The media has had a field day with Gov. Rick Perry’s recent assertion that George W. Bush was never a fiscal conservative. His comments were captured — of course — on YouTube. The real problem, of course, is that he was speaking absolute truth.
George W. Bush may or may not be any number of things. Having met with him off and on before and during his governorship, I think of him fondly as a genuinely nice fellow. But I also know he was not, as Gov. Perry said so succintly, ever much of a fiscal conservative.
He didn’t work to reign in spending in Texas, and he never pretended to try. While the conservative movement has for years been seeking a strengthened spending limit, Gov.

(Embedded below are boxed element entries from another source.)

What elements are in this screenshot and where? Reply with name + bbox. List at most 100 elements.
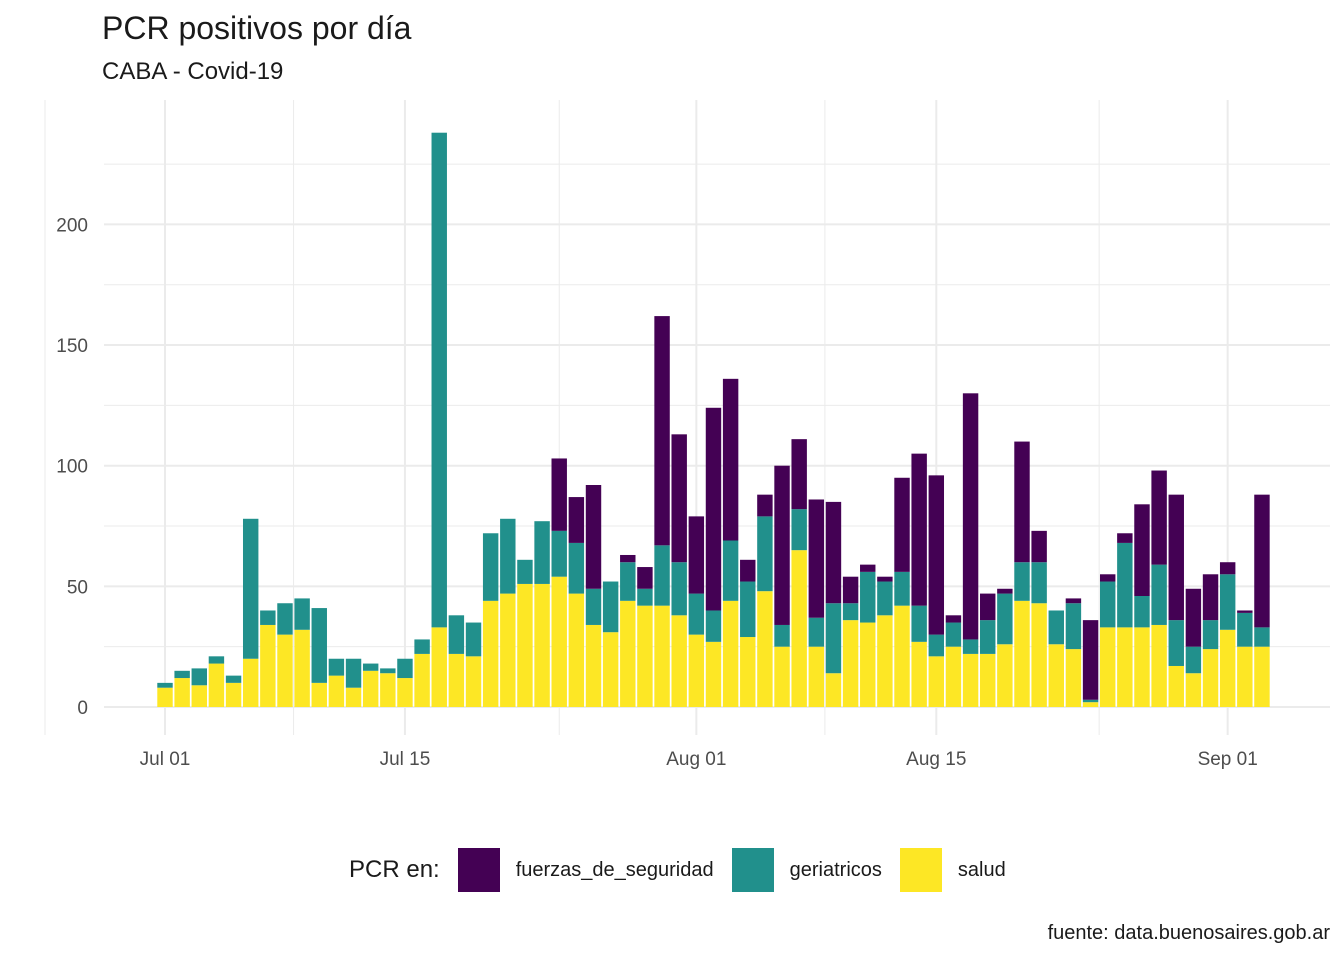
bar-salud-2020-07-12: [345, 687, 362, 707]
bar-fuerzas_de_seguridad-2020-08-23: [1065, 598, 1082, 604]
bar-geriatricos-2020-07-07: [260, 610, 276, 625]
legend: PCR en: fuerzas_de_seguridad geriatricos…: [349, 848, 1024, 892]
bar-salud-2020-07-29: [637, 605, 653, 707]
bar-fuerzas_de_seguridad-2020-08-21: [1031, 530, 1047, 563]
bar-fuerzas_de_seguridad-2020-08-07: [791, 439, 807, 510]
bar-salud-2020-07-25: [568, 593, 585, 707]
bar-geriatricos-2020-07-11: [328, 658, 345, 676]
bar-geriatricos-2020-07-24: [551, 530, 567, 577]
chart-subtitle: CABA - Covid-19: [102, 58, 284, 85]
grid-lines: [44, 100, 1330, 735]
bar-geriatricos-2020-07-21: [500, 518, 516, 594]
bar-geriatricos-2020-07-27: [602, 581, 619, 633]
legend-title: PCR en:: [349, 856, 440, 883]
bar-geriatricos-2020-08-28: [1151, 564, 1167, 625]
bar-salud-2020-07-30: [654, 605, 670, 707]
bar-geriatricos-2020-08-25: [1099, 581, 1116, 628]
bar-geriatricos-2020-08-10: [842, 603, 859, 621]
bar-geriatricos-2020-07-31: [671, 562, 687, 616]
bar-geriatricos-2020-08-26: [1117, 542, 1133, 628]
bar-salud-2020-07-23: [534, 583, 550, 707]
bar-geriatricos-2020-08-22: [1048, 610, 1064, 645]
bar-geriatricos-2020-08-21: [1031, 562, 1047, 604]
bar-salud-2020-07-06: [242, 658, 259, 707]
bar-geriatricos-2020-07-29: [637, 588, 653, 606]
bar-geriatricos-2020-08-13: [894, 571, 910, 606]
bar-salud-2020-07-02: [174, 678, 190, 707]
bar-fuerzas_de_seguridad-2020-08-05: [757, 494, 773, 517]
bar-salud-2020-08-18: [980, 653, 996, 707]
bar-chart: 0 50 100 150 200 Jul 01 Jul 15 Aug 01 Aug 15 Sep …: [44, 100, 1330, 770]
bar-fuerzas_de_seguridad-2020-08-12: [877, 576, 893, 582]
legend-label-geriatricos: geriatricos: [789, 858, 882, 881]
bar-fuerzas_de_seguridad-2020-08-16: [945, 615, 962, 623]
bar-geriatricos-2020-08-18: [980, 620, 996, 654]
bar-geriatricos-2020-08-31: [1202, 620, 1219, 650]
bar-fuerzas_de_seguridad-2020-07-30: [654, 316, 670, 546]
bar-fuerzas_de_seguridad-2020-08-06: [774, 465, 790, 625]
bar-salud-2020-08-07: [791, 550, 807, 707]
bar-geriatricos-2020-08-24: [1082, 699, 1099, 703]
bar-salud-2020-09-01: [1219, 629, 1236, 707]
bar-salud-2020-08-20: [1014, 600, 1030, 707]
bar-salud-2020-08-13: [894, 605, 910, 707]
bar-geriatricos-2020-08-09: [825, 603, 842, 674]
bar-salud-2020-08-15: [928, 656, 945, 707]
bar-geriatricos-2020-08-11: [860, 571, 876, 623]
legend-item-salud: salud: [899, 848, 1006, 892]
bar-salud-2020-08-16: [945, 646, 962, 707]
bar-salud-2020-07-01: [157, 687, 173, 707]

Bush was silent (Perry has at least raised the profile of the issue).
Conservatives have been disappointed by his lack of vetoes as president (which he didn’t issue until the Ds took over — letting the Republican big-spenders pork their party into the minority). But no one can say they weren’t warned; as governor he used his line-item veto on just a few hundred million dollars of spending in multi-billion-dollar budgets.
Again, not the management style of a fiscal conservative.
Perry made his comments following a question that, basically, asked about how Republican candidates will fair on the big-spending issue this campaign season. Until conservative lawmakers (state rep to prez) get their fiscal house in order, and demonstrate they are breaking with the big-spending, election-losing trends of the last decade, they will have a hard time getting taxpayers interested in voting.